RareX Limited (ASX:REE) has provided an update on ongoing development and stakeholder engagement activities at its Cummins Range Rare Earth and Phosphate Project, located in the Kimberley region of Western Australia. The Company’s 2022 drilling program has concluded safely, laying the foundation for a major Mineral Resource upgrade targeted for Q1 2023. RareX Managing Director, Jeremy Robinson, said: “We are making material progress with the development and evolution of the Project on multiple fronts. Cummins Range is advancing rapidly towards the development phase and 2023 should see numerous key milestones achieved.” Shares close 6.38 per cent higher at $0.05.
Breaker Resources NL (ASX:BRB; the Company or Breaker) is pleased to advise of the results from the next 10 holes or wedges drilled as part of its resource development infill program on the primary Northern Flat Lodes beneath the Bombora Prospect at its Lake Roe Gold Project. Pleasingly, every hole/wedge in this latest batch has returned high-grade gold intercepts which validate the interpretation and further enhances the continuity within the ore system. Breaker’s acting CEO, Peter Cook said “These flat lodes keep expressing themselves as game changers, with the potential to significantly increase the overall grade at Bombora and to become an important part of any future underground development at Lake Roe gold operations.” Shares close 2.24 per cent lower at $0.305.

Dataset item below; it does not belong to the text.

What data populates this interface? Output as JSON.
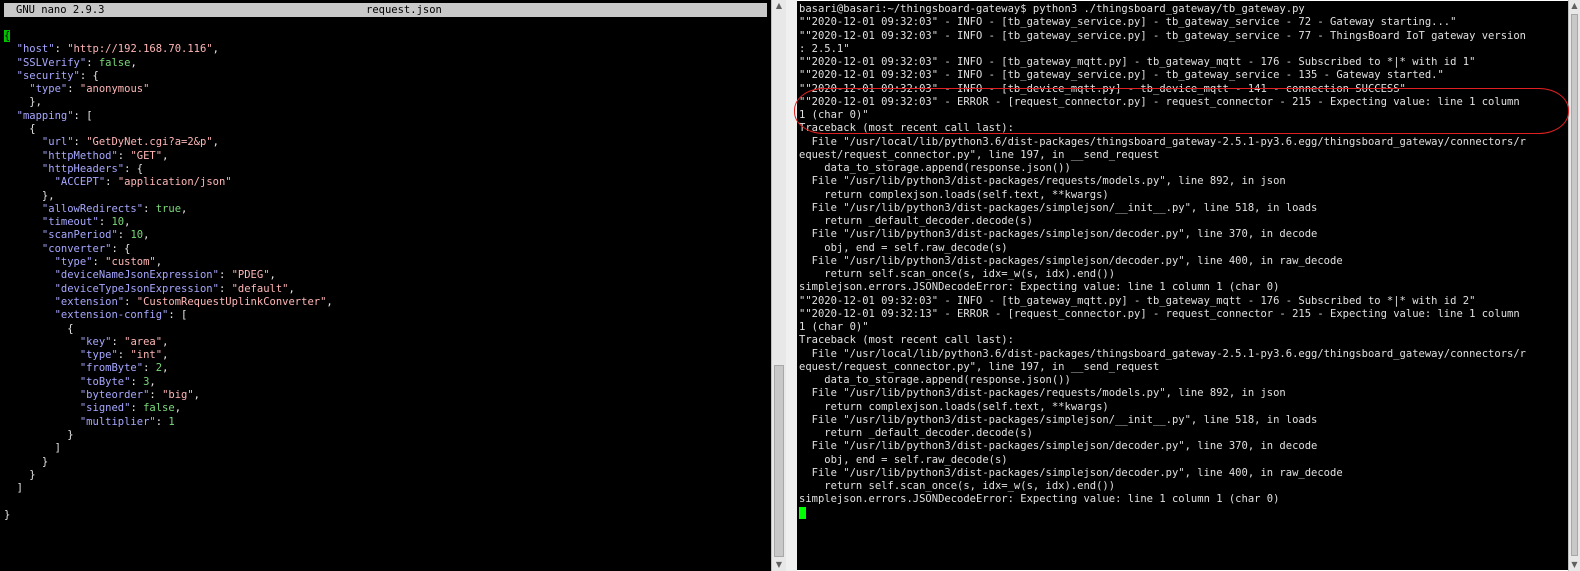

ABx Group (ASX:ABX) has announced the delivery of a maiden JORC compliant Mineral Resource Estimate for the Deep Leads – Rubble Mound channel area, the first estimate from within ABx’s rare earth elements (REE) project in northern Tasmania. The resource estimate anticipated to grow significantly as drilling proceeds. This maiden resource estimate covers less than 10 per cent of the 31.3km2 REE extension area yet to be drilled. Commenting on the mineral resource estimate, ABx Group Managing Director and CEO, Dr Mark Cooksey said, “It is a widespread province of clay-hosted REE mineralisation which has some exciting thick high grade REE channels that ABx intends to drill-out in January-March 2023, and I look forward to updating investors as we progress this campaign.” Shares close 3.57 per cent lower at $0.135.
Commodities and the dollar
Gold is trading at US$1734.59 an ounce.
Iron ore is 2.1 per cent lower at US$94.20 a tonne.
Iron ore futures are pointing to a fall of 2.3 per cent.
Light crude is trading $0.11 lower at US$80.84 a barrel.
One Australian dollar is buying 66.36 US cents.